Abel answered and said to Cain,

"there is a judgment,'' &c.

and so goes on to assert everything Cain denied, and to give a reason why the offering of the one was accepted, and the other rejected: and to the same purpose the Targum of Jonathan:

and it came to pass, when they were in the field; alone and at a distance from their parents, or from any town or city, if any were now built, as some think there were, and out of the sight of any person that might come and interpose and rescue: about a mile from Damascus, in a valley, yet on the side of a hill, are now shown the place, or the house on it, where Cain slew Abel {m}; and so Mr. Maundrel {n} speaks of a high hill near Damascus, reported to be the same they offered their sacrifice on, and Cain slew his brother, and also of another hill at some distance from Damascus, and an ancient structure on it, supposed to be the tomb of Abel:

that Cain rose up against Abel his brother, and slew him; in a furious manner assaulted him, without any just provocation, and took away his life, by some instrument or other, perhaps that was used in husbandry, which might be in the field where they were. The Targum of Jonathan is,

"he fixed a stone in his forehead, and slew him;''

and so the Jews say {o} elsewhere: our poet {p} says, he smote him in the breast with a stone, into the midriff or diaphragm: it must be by some means or other, by which his blood was shed; but it is not material to inquire what the instrument was, as Aben Ezra observes; since though there might be swords, yet there were stones and clubs enough, as he takes notice; and there must be even instruments for agriculture, one of which might be taken up, as being at hand, with which the execution might be made. The Jewish writers {q} say Abel was an hundred years old when he was slain; and some of them {r} make Abel to be the first aggressor: they say, that Abel rose up against him, and threw him to the ground, and afterwards Cain rose up and slew him; however this was not likely the case.

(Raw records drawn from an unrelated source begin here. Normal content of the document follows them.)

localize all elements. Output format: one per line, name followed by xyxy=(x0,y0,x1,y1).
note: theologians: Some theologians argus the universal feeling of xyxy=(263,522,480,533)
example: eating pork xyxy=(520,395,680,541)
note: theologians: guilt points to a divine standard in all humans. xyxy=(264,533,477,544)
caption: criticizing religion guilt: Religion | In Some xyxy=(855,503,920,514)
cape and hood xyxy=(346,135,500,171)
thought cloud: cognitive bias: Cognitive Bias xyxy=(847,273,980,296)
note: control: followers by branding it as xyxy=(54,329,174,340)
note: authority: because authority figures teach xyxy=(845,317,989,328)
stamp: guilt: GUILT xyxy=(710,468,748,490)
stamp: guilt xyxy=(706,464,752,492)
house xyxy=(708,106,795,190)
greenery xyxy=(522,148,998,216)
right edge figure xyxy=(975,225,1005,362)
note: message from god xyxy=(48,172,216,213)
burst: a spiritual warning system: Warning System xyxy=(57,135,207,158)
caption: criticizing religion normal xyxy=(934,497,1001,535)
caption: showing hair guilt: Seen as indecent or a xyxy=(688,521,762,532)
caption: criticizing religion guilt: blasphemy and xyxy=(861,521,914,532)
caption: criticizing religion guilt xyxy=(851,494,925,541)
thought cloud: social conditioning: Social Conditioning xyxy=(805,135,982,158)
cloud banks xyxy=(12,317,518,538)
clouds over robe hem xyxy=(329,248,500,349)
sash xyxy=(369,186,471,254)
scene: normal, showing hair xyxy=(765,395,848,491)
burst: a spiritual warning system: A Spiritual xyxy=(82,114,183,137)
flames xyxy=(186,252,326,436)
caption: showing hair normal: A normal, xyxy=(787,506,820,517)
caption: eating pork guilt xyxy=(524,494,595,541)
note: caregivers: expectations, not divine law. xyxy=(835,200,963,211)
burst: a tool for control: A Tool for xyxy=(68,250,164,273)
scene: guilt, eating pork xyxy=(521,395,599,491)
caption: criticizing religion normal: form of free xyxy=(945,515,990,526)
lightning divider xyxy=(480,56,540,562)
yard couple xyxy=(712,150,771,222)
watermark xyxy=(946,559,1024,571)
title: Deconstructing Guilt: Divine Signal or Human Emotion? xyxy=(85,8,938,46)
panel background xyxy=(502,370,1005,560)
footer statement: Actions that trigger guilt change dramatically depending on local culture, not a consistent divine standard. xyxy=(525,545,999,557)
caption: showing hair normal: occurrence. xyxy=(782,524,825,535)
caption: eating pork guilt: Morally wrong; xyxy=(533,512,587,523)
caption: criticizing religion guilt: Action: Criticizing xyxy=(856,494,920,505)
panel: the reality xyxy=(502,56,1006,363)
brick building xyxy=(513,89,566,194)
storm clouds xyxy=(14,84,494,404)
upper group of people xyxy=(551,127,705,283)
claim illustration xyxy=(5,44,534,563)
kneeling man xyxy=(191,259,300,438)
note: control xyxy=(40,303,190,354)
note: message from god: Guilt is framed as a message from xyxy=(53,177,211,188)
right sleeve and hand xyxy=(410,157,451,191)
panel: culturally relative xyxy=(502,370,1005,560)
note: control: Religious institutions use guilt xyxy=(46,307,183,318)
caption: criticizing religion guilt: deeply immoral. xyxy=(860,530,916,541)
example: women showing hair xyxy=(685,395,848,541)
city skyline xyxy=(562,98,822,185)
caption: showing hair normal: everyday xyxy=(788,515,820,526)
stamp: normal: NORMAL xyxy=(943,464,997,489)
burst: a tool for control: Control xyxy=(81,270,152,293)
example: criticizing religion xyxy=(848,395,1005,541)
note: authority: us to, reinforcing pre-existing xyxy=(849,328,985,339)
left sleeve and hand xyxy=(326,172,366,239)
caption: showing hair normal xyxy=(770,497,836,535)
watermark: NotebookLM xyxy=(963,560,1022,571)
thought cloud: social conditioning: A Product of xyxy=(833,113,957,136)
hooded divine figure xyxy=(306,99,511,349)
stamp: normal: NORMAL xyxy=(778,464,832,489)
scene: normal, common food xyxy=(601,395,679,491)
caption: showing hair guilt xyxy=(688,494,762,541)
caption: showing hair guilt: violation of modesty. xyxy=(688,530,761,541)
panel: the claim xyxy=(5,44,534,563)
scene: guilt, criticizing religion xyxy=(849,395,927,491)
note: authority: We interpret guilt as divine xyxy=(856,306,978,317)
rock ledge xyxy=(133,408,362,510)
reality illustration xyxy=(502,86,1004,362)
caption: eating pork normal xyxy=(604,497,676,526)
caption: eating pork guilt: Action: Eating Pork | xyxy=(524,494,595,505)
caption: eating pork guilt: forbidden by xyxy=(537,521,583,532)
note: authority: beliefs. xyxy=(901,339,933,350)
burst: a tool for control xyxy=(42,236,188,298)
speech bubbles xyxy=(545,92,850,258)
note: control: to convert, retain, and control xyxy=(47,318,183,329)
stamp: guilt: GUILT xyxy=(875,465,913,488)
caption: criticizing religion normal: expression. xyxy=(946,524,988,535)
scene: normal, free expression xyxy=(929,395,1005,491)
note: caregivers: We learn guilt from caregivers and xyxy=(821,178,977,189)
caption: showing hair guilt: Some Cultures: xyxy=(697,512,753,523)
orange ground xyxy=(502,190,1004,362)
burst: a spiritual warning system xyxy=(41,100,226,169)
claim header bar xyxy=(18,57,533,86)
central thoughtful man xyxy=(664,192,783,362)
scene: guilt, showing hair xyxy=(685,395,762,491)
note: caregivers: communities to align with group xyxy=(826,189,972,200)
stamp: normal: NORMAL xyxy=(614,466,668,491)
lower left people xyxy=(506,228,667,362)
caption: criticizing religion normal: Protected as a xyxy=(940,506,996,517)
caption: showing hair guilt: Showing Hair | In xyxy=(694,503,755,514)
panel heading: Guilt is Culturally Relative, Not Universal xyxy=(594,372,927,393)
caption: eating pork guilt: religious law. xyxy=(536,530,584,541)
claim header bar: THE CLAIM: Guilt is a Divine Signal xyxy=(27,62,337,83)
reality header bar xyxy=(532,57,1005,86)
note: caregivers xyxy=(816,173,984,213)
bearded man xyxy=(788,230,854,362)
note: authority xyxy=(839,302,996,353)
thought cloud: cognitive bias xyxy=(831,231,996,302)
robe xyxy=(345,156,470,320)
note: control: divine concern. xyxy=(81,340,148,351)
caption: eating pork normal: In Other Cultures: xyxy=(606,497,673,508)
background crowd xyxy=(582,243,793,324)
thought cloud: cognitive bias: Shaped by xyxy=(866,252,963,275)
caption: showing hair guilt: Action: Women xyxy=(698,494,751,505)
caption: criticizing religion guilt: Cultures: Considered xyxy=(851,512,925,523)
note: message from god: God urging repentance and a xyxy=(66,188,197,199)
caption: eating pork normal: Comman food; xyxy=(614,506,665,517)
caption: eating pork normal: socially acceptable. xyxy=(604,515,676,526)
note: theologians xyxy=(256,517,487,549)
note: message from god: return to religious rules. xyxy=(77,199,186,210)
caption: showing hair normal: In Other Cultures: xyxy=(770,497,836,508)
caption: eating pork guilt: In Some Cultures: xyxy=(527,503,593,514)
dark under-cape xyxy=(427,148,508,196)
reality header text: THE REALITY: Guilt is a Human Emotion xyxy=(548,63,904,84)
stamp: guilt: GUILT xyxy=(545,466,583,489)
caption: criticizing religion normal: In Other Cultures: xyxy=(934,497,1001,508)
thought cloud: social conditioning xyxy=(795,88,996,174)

{l} rmayw "et dixit", Pagninus, Montanus, Munster, Fagius, Vatablus, Drusis.
{m} Lud. Vartoman, Navigat. l. 1. c. 6.
{n} Journey from Aleppo, &c. l. 1. p. 131, 133, 134.
{o} Pirke Eliezer, c. 21.
{p} -----------------And, as they talk'd, Smote him into the midriff with a stone, That beat out life.---------- Milton's Paradise Lost, B. 11. l. 444, &c.
{q} Josippon apud Abendana in Miclol. Yophi in loc.
{r} Tikkune Zohar, correct. 69. fol. 112. l. 2.